Team:INSA-Lyon/Safety

Personal Safety

Personal safety is important in the lab to avoid injuries and contamination. Our instructors gave us important security guidelines at the beginning of the project. At least one instructor or advisor was present when we were at the lab to check that everything was okay with security. We could resume basic rules as follow:


Always wash your hands and disinfect your lab bench before and after each manipulation with ethanol. At the end of the benchwork session, hands need to be thoroughly washed and dried with paper towels.
Always wear appropriate clothes: lab coat, closed shoes, attached hair, no hand jewels, avoid wearing contact lenses...
Always be sure to work in appropriate conditions (i.e. under a fume hood if handling hazardous chemicals).
Always ask if in doubt !

A guideline book was provided, including descriptions and safety issues of chemicals we have to manipulate. It was important to refer to that before starting an experiment.

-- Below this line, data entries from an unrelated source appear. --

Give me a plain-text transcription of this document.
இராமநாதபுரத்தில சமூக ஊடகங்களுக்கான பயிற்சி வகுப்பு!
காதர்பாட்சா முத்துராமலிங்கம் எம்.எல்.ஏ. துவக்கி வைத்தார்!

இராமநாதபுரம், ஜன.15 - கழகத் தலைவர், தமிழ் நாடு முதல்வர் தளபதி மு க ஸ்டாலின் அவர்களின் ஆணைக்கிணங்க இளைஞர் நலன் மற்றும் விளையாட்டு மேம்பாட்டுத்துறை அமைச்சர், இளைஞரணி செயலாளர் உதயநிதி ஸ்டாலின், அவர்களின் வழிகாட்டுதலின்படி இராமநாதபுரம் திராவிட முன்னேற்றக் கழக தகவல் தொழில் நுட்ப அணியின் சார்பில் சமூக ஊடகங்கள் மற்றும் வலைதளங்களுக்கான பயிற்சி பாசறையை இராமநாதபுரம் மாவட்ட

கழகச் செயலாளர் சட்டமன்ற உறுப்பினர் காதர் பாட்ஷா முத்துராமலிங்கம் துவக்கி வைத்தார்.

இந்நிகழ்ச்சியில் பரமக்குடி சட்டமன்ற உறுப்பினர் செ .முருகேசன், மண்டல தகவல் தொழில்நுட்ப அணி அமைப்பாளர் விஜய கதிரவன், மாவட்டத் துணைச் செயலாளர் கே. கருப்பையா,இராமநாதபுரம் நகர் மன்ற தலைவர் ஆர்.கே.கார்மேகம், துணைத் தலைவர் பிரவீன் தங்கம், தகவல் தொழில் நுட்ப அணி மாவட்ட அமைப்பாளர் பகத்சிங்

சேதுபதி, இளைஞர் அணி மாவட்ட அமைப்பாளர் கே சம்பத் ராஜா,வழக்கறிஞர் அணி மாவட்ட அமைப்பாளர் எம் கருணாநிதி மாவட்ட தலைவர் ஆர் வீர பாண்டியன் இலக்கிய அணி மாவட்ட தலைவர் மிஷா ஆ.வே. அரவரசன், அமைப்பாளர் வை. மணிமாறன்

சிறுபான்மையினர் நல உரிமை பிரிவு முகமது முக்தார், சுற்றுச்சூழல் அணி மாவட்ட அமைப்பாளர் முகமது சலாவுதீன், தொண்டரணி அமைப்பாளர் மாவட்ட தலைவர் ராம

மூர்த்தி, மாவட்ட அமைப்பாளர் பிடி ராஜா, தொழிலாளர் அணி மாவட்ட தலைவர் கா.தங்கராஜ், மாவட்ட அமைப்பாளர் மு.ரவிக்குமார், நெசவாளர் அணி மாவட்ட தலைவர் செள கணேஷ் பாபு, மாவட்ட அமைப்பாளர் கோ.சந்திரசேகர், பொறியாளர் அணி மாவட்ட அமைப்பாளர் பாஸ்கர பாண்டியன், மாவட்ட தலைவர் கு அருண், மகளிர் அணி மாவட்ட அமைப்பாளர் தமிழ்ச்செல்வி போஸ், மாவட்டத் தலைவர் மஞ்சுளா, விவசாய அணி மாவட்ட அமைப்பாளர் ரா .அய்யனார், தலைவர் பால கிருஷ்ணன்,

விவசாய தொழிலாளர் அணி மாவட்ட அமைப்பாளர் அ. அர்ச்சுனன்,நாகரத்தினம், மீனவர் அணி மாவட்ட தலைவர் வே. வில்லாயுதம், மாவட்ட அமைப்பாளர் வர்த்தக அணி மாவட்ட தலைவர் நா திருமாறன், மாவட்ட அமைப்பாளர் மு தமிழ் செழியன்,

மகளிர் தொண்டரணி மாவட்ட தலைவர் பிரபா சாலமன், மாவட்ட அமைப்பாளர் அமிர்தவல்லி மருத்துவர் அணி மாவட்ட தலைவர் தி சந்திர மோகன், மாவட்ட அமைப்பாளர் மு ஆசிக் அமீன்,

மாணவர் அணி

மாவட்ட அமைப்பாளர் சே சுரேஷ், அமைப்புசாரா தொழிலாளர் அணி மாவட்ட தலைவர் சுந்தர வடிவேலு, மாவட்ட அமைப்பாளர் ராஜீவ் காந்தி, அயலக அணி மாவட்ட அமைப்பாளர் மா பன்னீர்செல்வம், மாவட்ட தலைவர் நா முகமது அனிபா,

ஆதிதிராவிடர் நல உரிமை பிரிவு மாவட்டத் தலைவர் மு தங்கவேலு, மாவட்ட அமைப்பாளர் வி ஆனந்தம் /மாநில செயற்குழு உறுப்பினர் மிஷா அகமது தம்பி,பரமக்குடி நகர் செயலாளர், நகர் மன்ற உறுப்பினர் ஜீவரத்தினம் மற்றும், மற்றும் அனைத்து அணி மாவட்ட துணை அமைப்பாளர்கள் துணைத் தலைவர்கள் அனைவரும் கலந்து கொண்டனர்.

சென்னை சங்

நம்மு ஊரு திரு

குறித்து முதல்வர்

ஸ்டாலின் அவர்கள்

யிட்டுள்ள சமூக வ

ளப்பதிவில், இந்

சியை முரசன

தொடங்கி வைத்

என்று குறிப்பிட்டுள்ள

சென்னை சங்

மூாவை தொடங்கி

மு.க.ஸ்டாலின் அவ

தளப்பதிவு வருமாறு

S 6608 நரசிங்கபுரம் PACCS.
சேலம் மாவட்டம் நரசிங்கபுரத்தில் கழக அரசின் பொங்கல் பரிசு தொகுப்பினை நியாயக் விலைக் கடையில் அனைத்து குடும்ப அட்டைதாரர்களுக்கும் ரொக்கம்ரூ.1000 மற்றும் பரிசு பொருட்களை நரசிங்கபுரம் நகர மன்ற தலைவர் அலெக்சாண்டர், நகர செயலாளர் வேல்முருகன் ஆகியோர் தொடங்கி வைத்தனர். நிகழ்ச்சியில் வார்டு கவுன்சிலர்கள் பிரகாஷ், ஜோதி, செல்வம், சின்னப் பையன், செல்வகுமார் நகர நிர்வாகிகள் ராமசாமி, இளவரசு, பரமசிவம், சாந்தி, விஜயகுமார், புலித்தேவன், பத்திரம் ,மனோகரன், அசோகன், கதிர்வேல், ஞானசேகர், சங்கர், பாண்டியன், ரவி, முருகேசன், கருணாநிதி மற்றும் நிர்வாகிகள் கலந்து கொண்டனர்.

The project’s special safety

Chemicals

Our project has two major aspects about safety : chemical safety and biological safety. Because we did a lot of molecular biology and complex chemical reactions we were prone to use dangerous chemicals. They were systematically used under a fume hood, with nitrile gloves and goggles. Waste was discarded in a dedicated area with a tank for each kind of chemicals (organic solvents, acids, bases) and a tank for solids (eg agarose gels stained with ethidium bromide). Here is the list of the most hazardous compounds used:


Acrylamide
Concentrated HCl and NaOH
Formamide
Sulfonic acid
BET and CYBR Green, in a dedicated room.
Bromide compounds
Glacial acetic acid
Methanol
Toluene

Biological material

Biological experiments also require their own safety precautions. We only used K12 derivatives of E. coli, which is a risk group 1 bacterium that requires only basic precautions. Biohazardous waste was discarded in special cans and handle by an external company. Liquid waste was collected and autoclaved prior to disposal. Avoiding environmental contamination with modified strains is a key aspect when working with exogenous expression plasmids and strains. Working surfaces were systematically cleaned with ethanol. We worked with Bunsen burners to avoid air contamination of our cultures. Among the parts constructed by our team, genes coding for the reverse transcriptase of HIV 1 were used. These genes originate from a class 3 viral organism. However, we did not used the whole organism, but only recombinant proteins. The sequences were synthesized de novo by GeneCust, to avoid the manipulation of the whole HIV genome as a PCR template. Moreover, a construct using a gene coding for a surface protein from Hepatitis B was also designed and ordered from IDT. These two genes belong to human pathogens but are not pathogenic in their isolated version. To put it in a nutshell we followed fundamental rules of biological and chemical safety in a scientific laboratory.